Oben rechts sieht man die Grube für den Filter und den Revisionsschacht vom Kanal.

Grüße aus dem Sauerland, Guido


----------



## friesenlady (8. Juni 2009)

*AW: Projekt: Koiteich*

sieht super aus, viel spaß damit


----------



## robsig12 (8. Juni 2009)

*AW: Projekt: Koiteich*

Sieht echt gut aus bis jetzt. Die gröbsten Arbeiten sind auch schon vorbei.
Bitte weiter mit Fotos dokumentieren. Danke


----------



## rainthanner (8. Juni 2009)

*AW: Projekt: Koiteich*

Hallo, 

das wird ein gut funktionierender Koi-Teich. 

Weiter so. 




Gruß Rainer


----------



## Roadrunner (10. Juni 2009)

*AW: Projekt: Koiteich*

Zwei Werktage und viel Regen später...

Die Verrohrung bis zum Filter ist fertig. Der Rand ist nivelliert; dazu dienen die rot markierten Stahlstifte, die in den folgenden Bildern gut zu sehen sind. Die Betonwanne wird bis zum Kopf dieser Stifte aufgebaut. 

*Armierung der Wände:*

Zur Zeit werden Armierungsmatten eingebracht.

 

 

Die Armierung ist beinahe fertig. Die Matten sind mit Stahlkrampen im Erdreich verankert und mit Draht verbunden, so daß das Geflecht in sich hält bis der Zementestrich aufgetragen wurde.


----------



## Roadrunner (10. Juni 2009)

*AW: Projekt: Koiteich*

Fischgefängnis...  

 

Die Armierung ist fertig. Freitag und Samstag wird betoniert - wenn das Wetter :crazy mitspielt.


----------



## Koi-Uwe (10. Juni 2009)

*AW: Projekt: Koiteich*

Sieht doch klasse aus 

Bitte bitte weiter viele Bilder machen :beeten


----------



## unicorn (12. Juni 2009)

*AW: Projekt: Koiteich*

aber nicht zu lange warten mit den Bildern - bin echt gespannt.
Die Skizze sieht klasse aus!


----------



## Roadrunner (14. Juni 2009)

*AW: Projekt: Koiteich*

*Betonarbeiten:*

Freitag und Samstag wurde (in meiner Abwesenheit) betoniert:

 

Es wurden zunächst die Stellen mit erhöhter Schichtdicke - also da wo Ausbrüche in der Teichgrube waren oder Ecken geformt werden mußten - angegangen. Den Betonestrich durch die Armierungsgitter zu bekommen, war augenscheinlich gar nicht so leicht.

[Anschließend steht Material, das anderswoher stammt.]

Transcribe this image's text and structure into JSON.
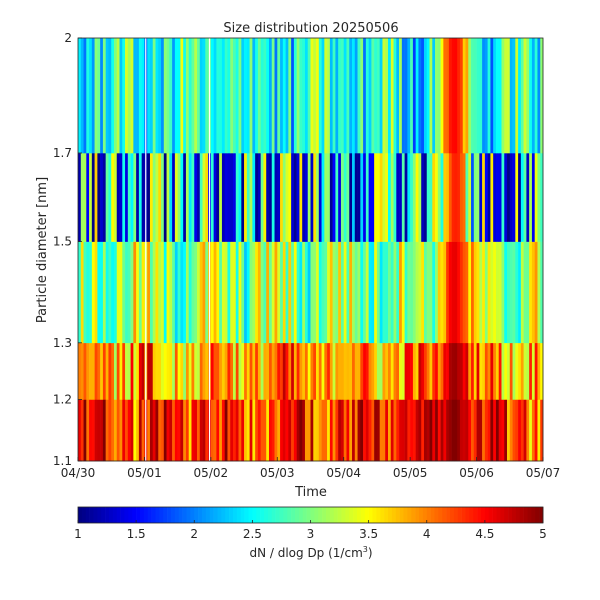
{
  "chart_data": {
    "type": "heatmap",
    "title": "Size distribution  20250506",
    "xlabel": "Time",
    "ylabel": "Particle diameter [nm]",
    "xticks": [
      "04/30",
      "05/01",
      "05/02",
      "05/03",
      "05/04",
      "05/05",
      "05/06",
      "05/07"
    ],
    "xlim": [
      "04/30",
      "05/07"
    ],
    "size_bins_nm": [
      1.1,
      1.2,
      1.3,
      1.5,
      1.7,
      2
    ],
    "yticks": [
      "1.1",
      "1.2",
      "1.3",
      "1.5",
      "1.7",
      "2"
    ],
    "colorbar": {
      "label": "dN / dlog Dp (1/cm",
      "label_sup": "3",
      "label_end": ")",
      "range": [
        1,
        5
      ],
      "ticks": [
        "1",
        "1.5",
        "2",
        "2.5",
        "3",
        "3.5",
        "4",
        "4.5",
        "5"
      ],
      "colormap": "jet"
    },
    "time_steps": 168,
    "row_mean_values": [
      4.3,
      3.9,
      3.1,
      2.0,
      2.6
    ],
    "pattern": {
      "gaps_at_days": [
        1.02,
        1.98
      ],
      "peak_center_day": 5.67,
      "peak_width_days": 0.22,
      "peak_row_values": [
        5.0,
        4.9,
        4.6,
        4.4,
        4.5
      ]
    }
  }
}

Die Jungs von Inter-Koi waren mit 5 Mann angerückt, zwei befüllten die Mischmaschinen, einer fuhr den Beton per Schubkarre an den "Teich" und zwei warfen den Beton auf die Gitter bzw. strichen ihn glatt. Es ging zügig voran! Ich bin nach ein paar Fotos dann Richtung Mecklenburg verschwunden.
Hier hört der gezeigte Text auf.